Schertz zweifelte zu Beginn mittels einer Rüge der Vollmacht an, dass sein Kollege Michael-Hubertus von Sprenger der rechtmäßige Anwalt Erdogans sei. Daraufhin sicherte Käfer ihm Akteneinsicht zu, damit er sich von der Echtheit der Urkunde überzeugen könne. Zwei weitere Anwälte hatten sich zum Verfahren geäußert, was den Schluss zulasse, dass sie ebenfalls ein Mandat hätten, sagte Schertz. "Der einzige und zuständige Anwalt von Erdogan in dieser Sache sitzt hier", entgegnete Sprenger.

Sprenger bezeichnete das Schmähgedicht als "schwerste Verletzung der Menschenwürde unter dem Deckmäntelchen der Kunst". Eine kritische Auseinandersetzung mit anspruchsvollen Themen traue er den Zuschauern der Sendung "Neo Magazin Royale" schon wegen der späten Sendezeit nicht zu. Sie laufe spät nachts, wenn das Publikum bereits relativ müde sei. "Das Publikum, das sich nachts etwas anguckt, seziert nicht", so Sprenger. Es könne nicht mehr differenzieren, "ob das Wirklichkeit oder Ga-Ga ist." Schertz entgegnete, dass die Zielgruppe der Sendung nicht "die Masse" sei und sich häufiger "mit den hier diskutierten Themen befasst".

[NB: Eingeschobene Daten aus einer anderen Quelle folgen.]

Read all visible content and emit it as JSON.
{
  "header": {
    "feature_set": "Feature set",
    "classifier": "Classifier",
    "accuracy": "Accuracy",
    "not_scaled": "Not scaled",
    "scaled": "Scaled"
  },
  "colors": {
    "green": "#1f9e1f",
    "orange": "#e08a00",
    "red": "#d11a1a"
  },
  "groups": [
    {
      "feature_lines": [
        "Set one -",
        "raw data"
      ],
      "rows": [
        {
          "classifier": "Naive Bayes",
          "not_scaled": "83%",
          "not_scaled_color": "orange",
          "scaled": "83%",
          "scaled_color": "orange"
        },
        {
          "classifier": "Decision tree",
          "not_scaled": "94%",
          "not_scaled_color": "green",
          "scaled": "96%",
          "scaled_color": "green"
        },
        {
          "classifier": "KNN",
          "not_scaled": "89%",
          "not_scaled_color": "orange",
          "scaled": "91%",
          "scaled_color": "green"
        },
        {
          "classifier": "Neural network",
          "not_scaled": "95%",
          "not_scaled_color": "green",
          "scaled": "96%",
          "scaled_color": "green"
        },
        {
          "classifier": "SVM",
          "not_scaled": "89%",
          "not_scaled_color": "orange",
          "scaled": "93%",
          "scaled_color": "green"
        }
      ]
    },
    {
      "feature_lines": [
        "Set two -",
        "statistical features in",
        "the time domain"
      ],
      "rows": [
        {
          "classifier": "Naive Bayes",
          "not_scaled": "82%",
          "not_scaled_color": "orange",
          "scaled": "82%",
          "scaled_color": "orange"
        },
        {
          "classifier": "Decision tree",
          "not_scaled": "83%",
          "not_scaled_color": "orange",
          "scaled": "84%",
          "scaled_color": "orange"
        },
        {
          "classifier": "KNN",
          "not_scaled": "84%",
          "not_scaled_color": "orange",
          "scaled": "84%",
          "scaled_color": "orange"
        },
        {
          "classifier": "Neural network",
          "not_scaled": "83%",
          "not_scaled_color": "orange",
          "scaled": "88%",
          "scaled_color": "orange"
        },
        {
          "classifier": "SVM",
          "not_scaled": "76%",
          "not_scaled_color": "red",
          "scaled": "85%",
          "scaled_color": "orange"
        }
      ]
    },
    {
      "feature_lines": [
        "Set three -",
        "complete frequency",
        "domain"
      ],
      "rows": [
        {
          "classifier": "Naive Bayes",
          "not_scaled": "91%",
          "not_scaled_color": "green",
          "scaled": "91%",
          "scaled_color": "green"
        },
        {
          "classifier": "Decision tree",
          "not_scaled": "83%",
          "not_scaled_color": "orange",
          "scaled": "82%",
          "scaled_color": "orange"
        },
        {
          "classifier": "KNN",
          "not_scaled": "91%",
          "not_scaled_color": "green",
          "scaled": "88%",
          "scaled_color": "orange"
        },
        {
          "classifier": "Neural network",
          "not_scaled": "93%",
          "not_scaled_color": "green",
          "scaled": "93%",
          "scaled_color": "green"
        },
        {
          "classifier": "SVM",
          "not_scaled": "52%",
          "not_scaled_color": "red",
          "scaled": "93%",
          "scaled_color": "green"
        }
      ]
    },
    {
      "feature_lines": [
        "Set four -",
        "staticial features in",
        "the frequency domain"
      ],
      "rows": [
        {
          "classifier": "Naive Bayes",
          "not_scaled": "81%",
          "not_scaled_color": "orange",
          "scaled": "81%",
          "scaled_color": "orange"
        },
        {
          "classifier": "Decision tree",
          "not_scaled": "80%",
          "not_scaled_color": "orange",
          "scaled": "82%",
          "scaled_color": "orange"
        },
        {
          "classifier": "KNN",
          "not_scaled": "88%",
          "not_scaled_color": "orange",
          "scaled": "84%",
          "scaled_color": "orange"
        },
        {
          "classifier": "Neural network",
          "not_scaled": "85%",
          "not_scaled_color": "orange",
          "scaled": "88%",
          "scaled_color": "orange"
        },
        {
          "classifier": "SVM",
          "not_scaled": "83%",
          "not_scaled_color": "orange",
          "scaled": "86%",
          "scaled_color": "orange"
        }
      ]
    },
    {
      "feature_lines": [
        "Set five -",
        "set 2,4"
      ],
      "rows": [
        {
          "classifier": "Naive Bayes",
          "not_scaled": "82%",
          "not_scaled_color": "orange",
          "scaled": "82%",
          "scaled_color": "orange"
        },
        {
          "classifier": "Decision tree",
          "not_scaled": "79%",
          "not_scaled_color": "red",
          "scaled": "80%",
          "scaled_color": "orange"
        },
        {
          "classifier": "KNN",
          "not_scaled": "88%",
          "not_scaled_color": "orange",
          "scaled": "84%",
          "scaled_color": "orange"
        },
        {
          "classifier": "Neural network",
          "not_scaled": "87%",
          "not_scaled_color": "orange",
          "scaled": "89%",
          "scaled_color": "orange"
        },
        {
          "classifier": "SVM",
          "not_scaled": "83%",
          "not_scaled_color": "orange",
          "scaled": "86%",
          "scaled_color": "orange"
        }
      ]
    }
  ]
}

Die Verhandlung war aus organisatorischen Gründen ins Strafjustizgebäude verlegt worden, obwohl es sich um einen Zivilrechtsstreit handelte. Der Andrang der Pressevertreter war nicht ganz so groß wie angenommen: Nachdem in einem komplizierten Akkreditierungsverfahren 45 Plätze für die schreibende Presse auf deutsche, türkische und andere ausländische Medien verteilt worden waren, blieben jetzt sogar ein gutes Dutzend Sitze leer.